We have our little processes that are similar to procedures but less formalized. There really is no written rule on the matter, but it just works best for US if we do things certain ways. That it inconveniences other people or leaves them feeling foolish or having made an unreasonable demand is of little concern – that’s just the way we do things. Some little kids flocked to Jesus; and the disciples had a fit. That wasn’t the process they followed. Jesus told them to back off and made much over the children. Our Lord certainly would not fit into many churches and their offices today because He really doesn’t appear to be particularly patient with process. I attended a college that had more and stricter rules than just about any place on earth outside the Muslim world. We were repeatedly told that these rules were for our good and that without them we would never ever be successful in life. I wasn’t very old, but I was old enough to recognize that many of the rules were not made for the students but for the convenience of the Administration. My kids attended a college which appeared to have the attitude of “let’s make a rule; then we won’t have to fuss with it again.” In both instances, it would take a lot of convincing that there was any “people-concern” involved.

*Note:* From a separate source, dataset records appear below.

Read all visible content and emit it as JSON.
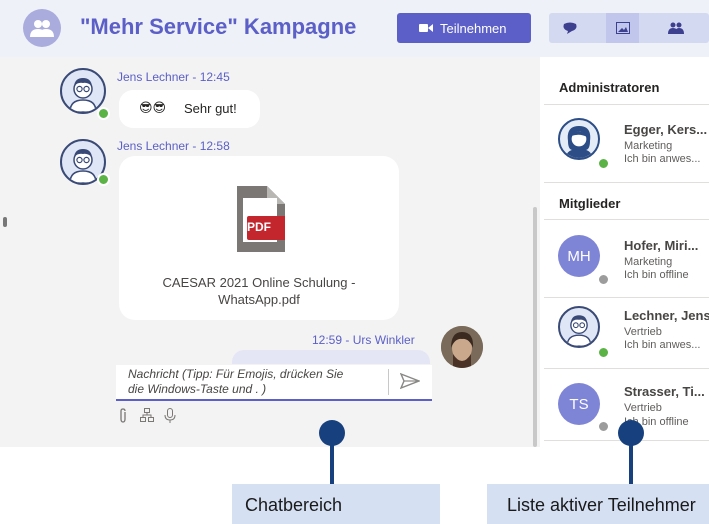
{
  "header": {
    "title": "\"Mehr Service\" Kampagne",
    "join_label": "Teilnehmen"
  },
  "chat": {
    "messages": [
      {
        "author_time": "Jens Lechner - 12:45",
        "text": "Sehr gut!",
        "emoji": "😎😎"
      },
      {
        "author_time": "Jens Lechner - 12:58",
        "file_name_line1": "CAESAR 2021 Online Schulung -",
        "file_name_line2": "WhatsApp.pdf",
        "file_badge": "PDF"
      }
    ],
    "own_message": {
      "author_time": "12:59 - Urs Winkler"
    },
    "composer": {
      "placeholder_line1": "Nachricht   (Tipp: Für Emojis, drücken Sie",
      "placeholder_line2": "die Windows-Taste und . )"
    }
  },
  "members": {
    "admins_heading": "Administratoren",
    "members_heading": "Mitglieder",
    "admins": [
      {
        "name": "Egger, Kers...",
        "role": "Marketing",
        "status": "Ich bin anwes...",
        "online": true
      }
    ],
    "list": [
      {
        "initials": "MH",
        "name": "Hofer, Miri...",
        "role": "Marketing",
        "status": "Ich bin offline",
        "online": false
      },
      {
        "initials": "",
        "name": "Lechner, Jens",
        "role": "Vertrieb",
        "status": "Ich bin anwes...",
        "online": true
      },
      {
        "initials": "TS",
        "name": "Strasser, Ti...",
        "role": "Vertrieb",
        "status": "Ich bin offline",
        "online": false
      }
    ]
  },
  "callouts": {
    "chat_label": "Chatbereich",
    "participants_label": "Liste aktiver Teilnehmer"
  },
  "colors": {
    "brand": "#5b5fc7",
    "online": "#5bb346",
    "offline": "#9c9c9c",
    "callout": "#17407e",
    "callout_box": "#d5e0f3",
    "pdf_badge": "#c4262e"
  },
  "icons": [
    "group-icon",
    "video-camera-icon",
    "chat-bubble-icon",
    "image-icon",
    "people-icon",
    "pdf-file-icon",
    "send-icon",
    "attach-icon",
    "org-chart-icon",
    "microphone-icon"
  ]
}
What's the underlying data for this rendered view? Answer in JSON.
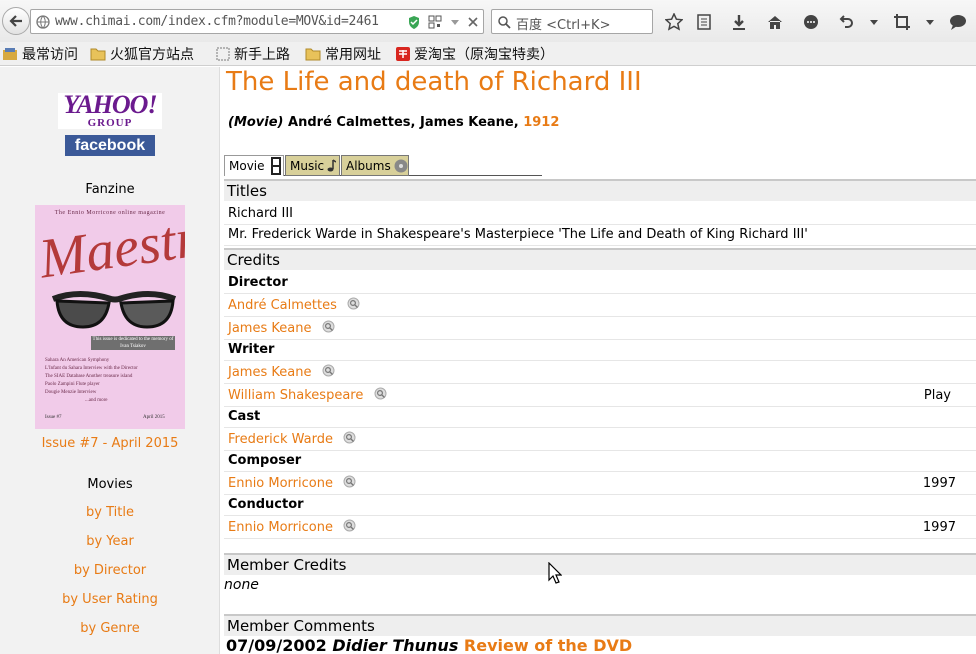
{
  "browser": {
    "url": "www.chimai.com/index.cfm?module=MOV&id=2461",
    "search_placeholder": "百度 <Ctrl+K>"
  },
  "bookmarks": [
    {
      "label": "最常访问"
    },
    {
      "label": "火狐官方站点"
    },
    {
      "label": "新手上路"
    },
    {
      "label": "常用网址"
    },
    {
      "label": "爱淘宝（原淘宝特卖）"
    }
  ],
  "sidebar": {
    "yahoo": "YAHOO!",
    "yahoo_group": "GROUP",
    "facebook": "facebook",
    "fanzine": "Fanzine",
    "magazine": {
      "top": "The Ennio Morricone online magazine",
      "title": "Maestro",
      "dedication": "This issue is dedicated to the memory of Ivan Tsiakov",
      "lines": [
        "Sahara An American Symphony",
        "L'Infant du Sahara Interview with the Director",
        "The SIAE Database Another treasure island",
        "Paolo Zampini Flute player",
        "Dougie Menzie Interview",
        "...and more"
      ],
      "issue": "Issue #7",
      "date": "April 2015"
    },
    "issue_link": "Issue #7 - April 2015",
    "movies_heading": "Movies",
    "links": [
      "by Title",
      "by Year",
      "by Director",
      "by User Rating",
      "by Genre"
    ]
  },
  "movie": {
    "title": "The Life and death of Richard III",
    "type": "(Movie)",
    "directors": "André Calmettes, James Keane,",
    "year": "1912"
  },
  "tabs": [
    "Movie",
    "Music",
    "Albums"
  ],
  "sections": {
    "titles": "Titles",
    "credits": "Credits",
    "member_credits": "Member Credits",
    "member_comments": "Member Comments"
  },
  "titles": [
    "Richard III",
    "Mr. Frederick Warde in Shakespeare's Masterpiece 'The Life and Death of King Richard III'"
  ],
  "credits": {
    "director_role": "Director",
    "director_1": "André Calmettes",
    "director_2": "James Keane",
    "writer_role": "Writer",
    "writer_1": "James Keane",
    "writer_2": "William Shakespeare",
    "writer_2_note": "Play",
    "cast_role": "Cast",
    "cast_1": "Frederick Warde",
    "composer_role": "Composer",
    "composer_1": "Ennio Morricone",
    "composer_1_year": "1997",
    "conductor_role": "Conductor",
    "conductor_1": "Ennio Morricone",
    "conductor_1_year": "1997"
  },
  "member_credits_value": "none",
  "comment": {
    "date": "07/09/2002",
    "author": "Didier Thunus",
    "link": "Review of the DVD"
  }
}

There is a third (and there are many others that space limitations keep me from discussing), and that one bothers me more than any – precedent. We don’t want to set a precedent! Why not! In fact, I have a basic precedent to suggest: that we never should worry about setting precedents. If I am correct that Jesus rarely dealt with the same issue in the same way twice, He was constantly setting precedents. If every person is different, then it is almost inevitable that every situation will be at least a little bit different from any other. Wouldn’t it be great if we determined that we were simply going to deal with each case on its own merits? Then, if someone were to challenge us on the precedent issue, we could rightfully say, “We don’t have any precedents here. We deal with each case on its own merits because we truly care about people.”
I, personally, have experienced frequent cases where I felt that procedure, process and precedent were far more important than I. I don’t like it, but I’ve learned to live with it – after all I am a child of God and have been a Christian for well-over sixty years. I do wonder, however, how it must appear to new Christians or the unsaved.